An engineer recruited by the Dutch intelligence agency AIVD helped bring to Iran's Natanz nuclear facility the malware via USB that ultimately infected systems there and sabotaged centrifuges, according to an exclusive report from Yahoo News.

Dark Reading Staff, Dark Reading

September 3, 2019

1 Min Read

One of the key missing puzzle pieces to the Stuxnet saga — how the malware got into Iran's secured Natanz facility — finally has been uncovered: An Iranian engineer recruited by AIVD, the Dutch intelligence agency, installed the malware weapon onto systems in the uranium-enrichment plant, Yahoo News reported this week in an exclusive.

According to the report, the "mole" posed as a mechanic performing services at Natanz under a phony cover company.
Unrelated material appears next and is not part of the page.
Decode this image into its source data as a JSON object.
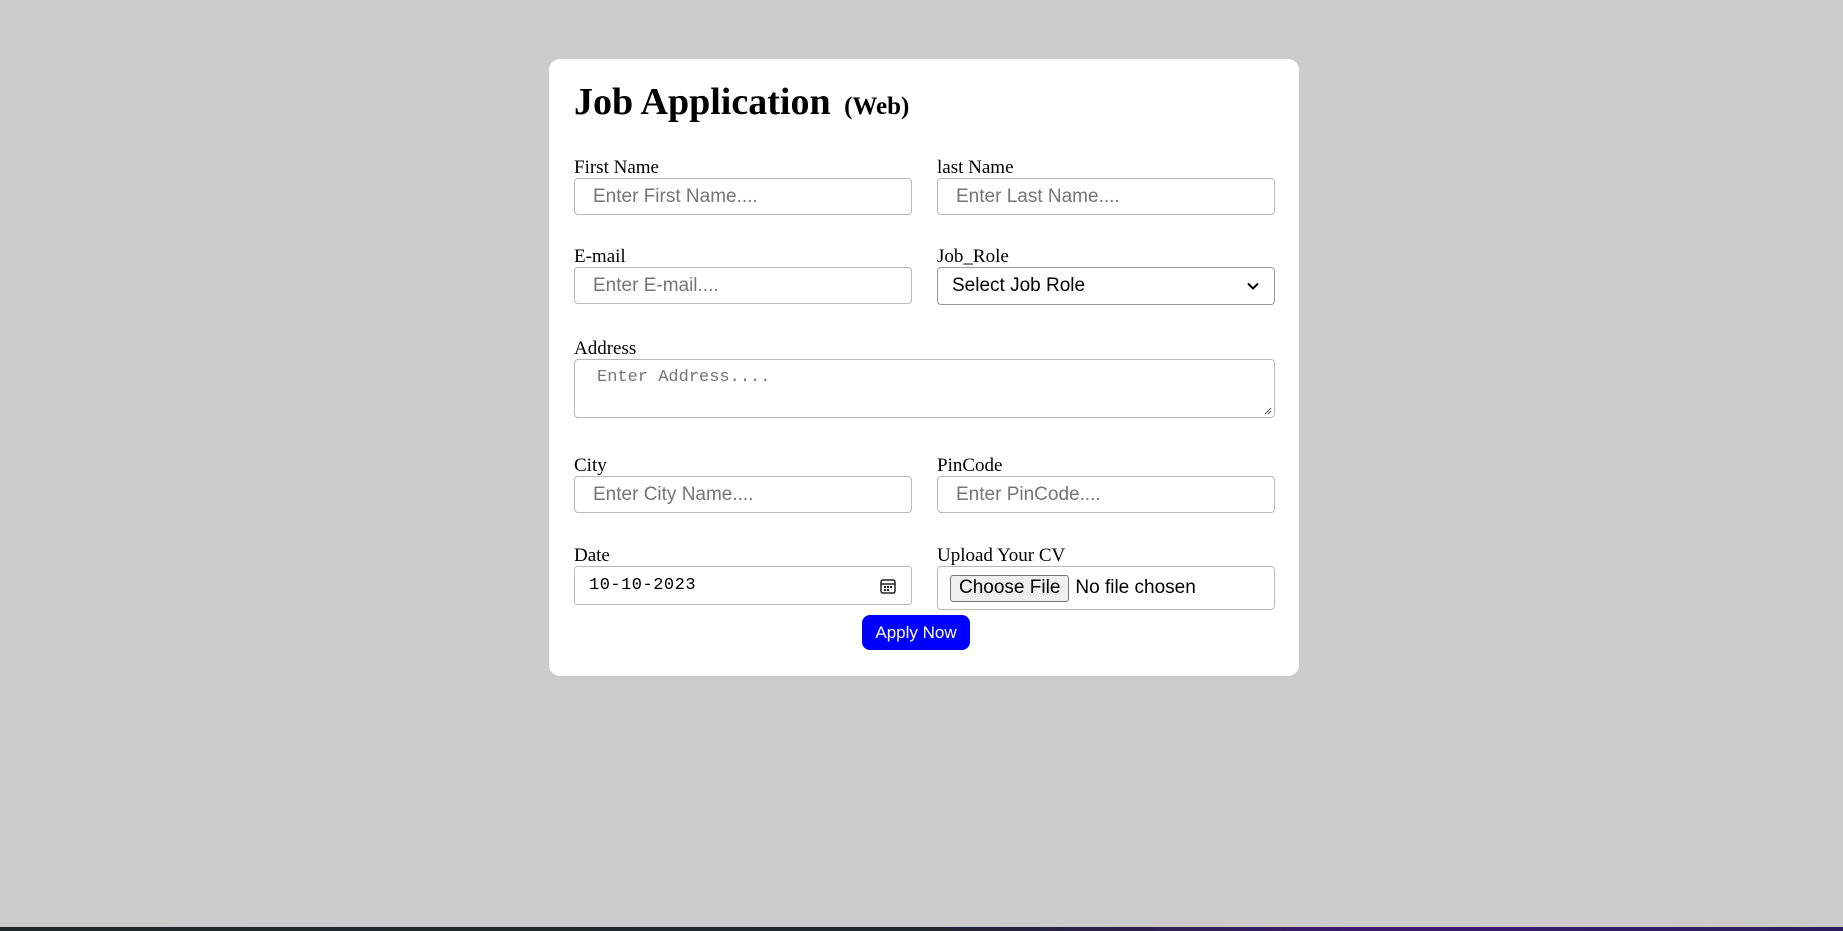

Sources told Yahoo News that the engineer was recruited by AIVD on behalf of the CIA and Israel's Mossad intelligence agency. The mole also provided intelligence that that assisted Stuxnet developers targeting the plants' systems.

"[T]he Dutch mole was the most important way of getting the virus into Natanz," one of the sources reportedly said.

The engineer either installed Stuxnet via the USB drive or infected another engineer's system to unknowingly infect them while programming the control systems, according to the report.